Renna was only signed by Ganassi three weeks ago and was looking forward to his first chance to race a top level IRL car on a regular basis.

Renna is the first IRL driver to die at Indianapolis since 1996 when Scott Brayton crashed during qualifying for the Indianapolis 500 but the accident comes just a few days after Kenny Brack's car flew into the debris fencing at Texas Motor Speedway. Brack survived with serious injuries and, ironically, was transferred to Methodist Hospital the day before Renna's crash.

The fear in IRL circles is that cars becoming airborne could result in a major incident involving spectators, as a major accident could affect motor racing around the globe. There will now be considerable pressure on the IRL to look at its regulations to find ways for this to be avoided.

Although he was only 26 Renna had been racing for 20 years, starting out in karts and quarter midgets, in which he won an incredible 252 victories.
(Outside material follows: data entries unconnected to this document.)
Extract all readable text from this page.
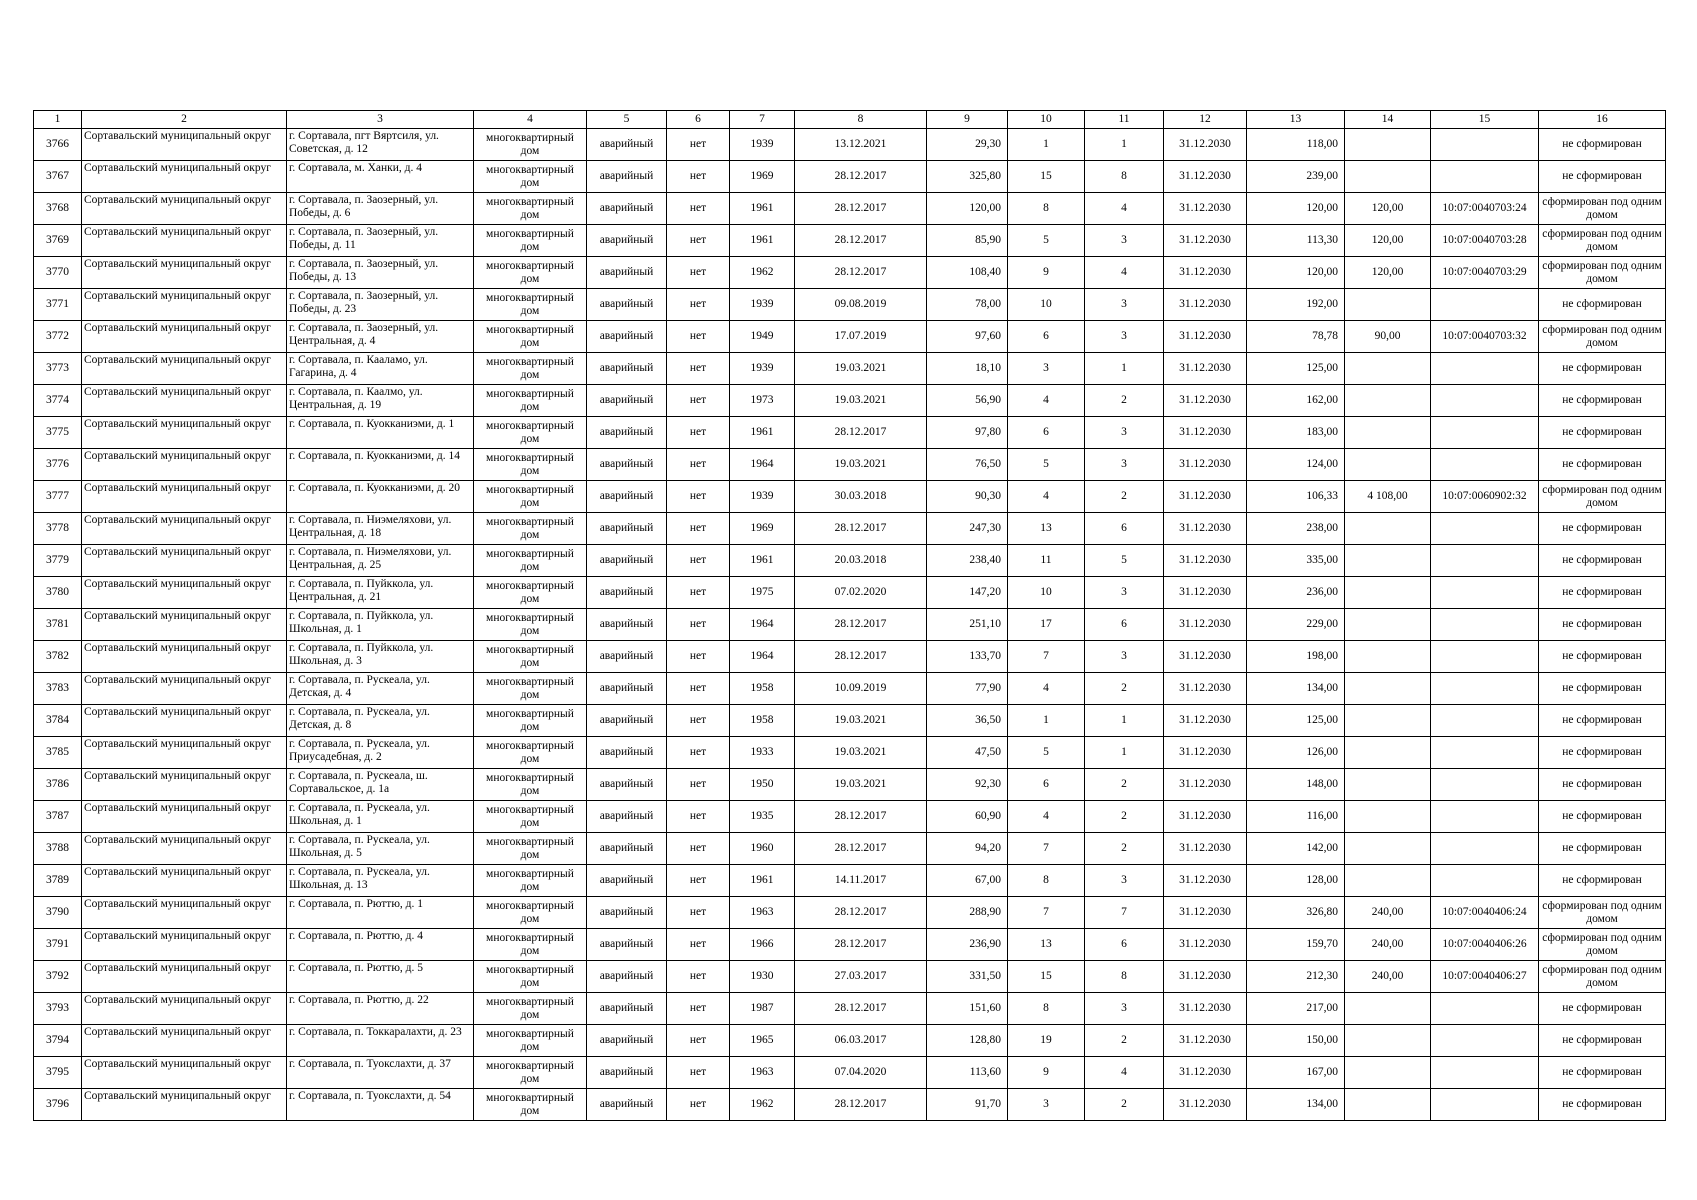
1	2	3	4	5	6	7	8	9	10	11	12	13	14	15	16
3766	Сортавальский муниципальный округ	г. Сортавала, пгт Вяртсиля, ул. Советская, д. 12	многоквартирный дом	аварийный	нет	1939	13.12.2021	29,30	1	1	31.12.2030	118,00			не сформирован
3767	Сортавальский муниципальный округ	г. Сортавала, м. Ханки, д. 4	многоквартирный дом	аварийный	нет	1969	28.12.2017	325,80	15	8	31.12.2030	239,00			не сформирован
3768	Сортавальский муниципальный округ	г. Сортавала, п. Заозерный, ул. Победы, д. 6	многоквартирный дом	аварийный	нет	1961	28.12.2017	120,00	8	4	31.12.2030	120,00	120,00	10:07:0040703:24	сформирован под одним домом
3769	Сортавальский муниципальный округ	г. Сортавала, п. Заозерный, ул. Победы, д. 11	многоквартирный дом	аварийный	нет	1961	28.12.2017	85,90	5	3	31.12.2030	113,30	120,00	10:07:0040703:28	сформирован под одним домом
3770	Сортавальский муниципальный округ	г. Сортавала, п. Заозерный, ул. Победы, д. 13	многоквартирный дом	аварийный	нет	1962	28.12.2017	108,40	9	4	31.12.2030	120,00	120,00	10:07:0040703:29	сформирован под одним домом
3771	Сортавальский муниципальный округ	г. Сортавала, п. Заозерный, ул. Победы, д. 23	многоквартирный дом	аварийный	нет	1939	09.08.2019	78,00	10	3	31.12.2030	192,00			не сформирован
3772	Сортавальский муниципальный округ	г. Сортавала, п. Заозерный, ул. Центральная, д. 4	многоквартирный дом	аварийный	нет	1949	17.07.2019	97,60	6	3	31.12.2030	78,78	90,00	10:07:0040703:32	сформирован под одним домом
3773	Сортавальский муниципальный округ	г. Сортавала, п. Кааламо, ул. Гагарина, д. 4	многоквартирный дом	аварийный	нет	1939	19.03.2021	18,10	3	1	31.12.2030	125,00			не сформирован
3774	Сортавальский муниципальный округ	г. Сортавала, п. Каалмо, ул. Центральная, д. 19	многоквартирный дом	аварийный	нет	1973	19.03.2021	56,90	4	2	31.12.2030	162,00			не сформирован
3775	Сортавальский муниципальный округ	г. Сортавала, п. Куокканиэми, д. 1	многоквартирный дом	аварийный	нет	1961	28.12.2017	97,80	6	3	31.12.2030	183,00			не сформирован
3776	Сортавальский муниципальный округ	г. Сортавала, п. Куокканиэми, д. 14	многоквартирный дом	аварийный	нет	1964	19.03.2021	76,50	5	3	31.12.2030	124,00			не сформирован
3777	Сортавальский муниципальный округ	г. Сортавала, п. Куокканиэми, д. 20	многоквартирный дом	аварийный	нет	1939	30.03.2018	90,30	4	2	31.12.2030	106,33	4 108,00	10:07:0060902:32	сформирован под одним домом
3778	Сортавальский муниципальный округ	г. Сортавала, п. Ниэмеляхови, ул. Центральная, д. 18	многоквартирный дом	аварийный	нет	1969	28.12.2017	247,30	13	6	31.12.2030	238,00			не сформирован
3779	Сортавальский муниципальный округ	г. Сортавала, п. Ниэмеляхови, ул. Центральная, д. 25	многоквартирный дом	аварийный	нет	1961	20.03.2018	238,40	11	5	31.12.2030	335,00			не сформирован
3780	Сортавальский муниципальный округ	г. Сортавала, п. Пуйккола, ул. Центральная, д. 21	многоквартирный дом	аварийный	нет	1975	07.02.2020	147,20	10	3	31.12.2030	236,00			не сформирован
3781	Сортавальский муниципальный округ	г. Сортавала, п. Пуйккола, ул. Школьная, д. 1	многоквартирный дом	аварийный	нет	1964	28.12.2017	251,10	17	6	31.12.2030	229,00			не сформирован
3782	Сортавальский муниципальный округ	г. Сортавала, п. Пуйккола, ул. Школьная, д. 3	многоквартирный дом	аварийный	нет	1964	28.12.2017	133,70	7	3	31.12.2030	198,00			не сформирован
3783	Сортавальский муниципальный округ	г. Сортавала, п. Рускеала, ул. Детская, д. 4	многоквартирный дом	аварийный	нет	1958	10.09.2019	77,90	4	2	31.12.2030	134,00			не сформирован
3784	Сортавальский муниципальный округ	г. Сортавала, п. Рускеала, ул. Детская, д. 8	многоквартирный дом	аварийный	нет	1958	19.03.2021	36,50	1	1	31.12.2030	125,00			не сформирован
3785	Сортавальский муниципальный округ	г. Сортавала, п. Рускеала, ул. Приусадебная, д. 2	многоквартирный дом	аварийный	нет	1933	19.03.2021	47,50	5	1	31.12.2030	126,00			не сформирован
3786	Сортавальский муниципальный округ	г. Сортавала, п. Рускеала, ш. Сортавальское, д. 1а	многоквартирный дом	аварийный	нет	1950	19.03.2021	92,30	6	2	31.12.2030	148,00			не сформирован
3787	Сортавальский муниципальный округ	г. Сортавала, п. Рускеала, ул. Школьная, д. 1	многоквартирный дом	аварийный	нет	1935	28.12.2017	60,90	4	2	31.12.2030	116,00			не сформирован
3788	Сортавальский муниципальный округ	г. Сортавала, п. Рускеала, ул. Школьная, д. 5	многоквартирный дом	аварийный	нет	1960	28.12.2017	94,20	7	2	31.12.2030	142,00			не сформирован
3789	Сортавальский муниципальный округ	г. Сортавала, п. Рускеала, ул. Школьная, д. 13	многоквартирный дом	аварийный	нет	1961	14.11.2017	67,00	8	3	31.12.2030	128,00			не сформирован
3790	Сортавальский муниципальный округ	г. Сортавала, п. Рюттю, д. 1	многоквартирный дом	аварийный	нет	1963	28.12.2017	288,90	7	7	31.12.2030	326,80	240,00	10:07:0040406:24	сформирован под одним домом
3791	Сортавальский муниципальный округ	г. Сортавала, п. Рюттю, д. 4	многоквартирный дом	аварийный	нет	1966	28.12.2017	236,90	13	6	31.12.2030	159,70	240,00	10:07:0040406:26	сформирован под одним домом
3792	Сортавальский муниципальный округ	г. Сортавала, п. Рюттю, д. 5	многоквартирный дом	аварийный	нет	1930	27.03.2017	331,50	15	8	31.12.2030	212,30	240,00	10:07:0040406:27	сформирован под одним домом
3793	Сортавальский муниципальный округ	г. Сортавала, п. Рюттю, д. 22	многоквартирный дом	аварийный	нет	1987	28.12.2017	151,60	8	3	31.12.2030	217,00			не сформирован
3794	Сортавальский муниципальный округ	г. Сортавала, п. Токкаралахти, д. 23	многоквартирный дом	аварийный	нет	1965	06.03.2017	128,80	19	2	31.12.2030	150,00			не сформирован
3795	Сортавальский муниципальный округ	г. Сортавала, п. Туокслахти, д. 37	многоквартирный дом	аварийный	нет	1963	07.04.2020	113,60	9	4	31.12.2030	167,00			не сформирован
3796	Сортавальский муниципальный округ	г. Сортавала, п. Туокслахти, д. 54	многоквартирный дом	аварийный	нет	1962	28.12.2017	91,70	3	2	31.12.2030	134,00			не сформирован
He moved to cars in 1994 and won the Skip Barber Formula Ford series and then moved up to the Barber Dodge Pro Series. He then graduated to Indy Lights where he was once again a frontrunner. He made his IRL debut in 2002 with Kelley Racing, substituting for Al Unser Jr and did well but remained as Kelley test driver this year. He did take part in the Indianapolis 500 and finished seventh but was only eight seconds behind the winner Gil de Ferran.

"Tony Renna was a rising star in Indy car racing. All of us involved in racing feel a great loss," said Tony George, president of the speedway and the IRL.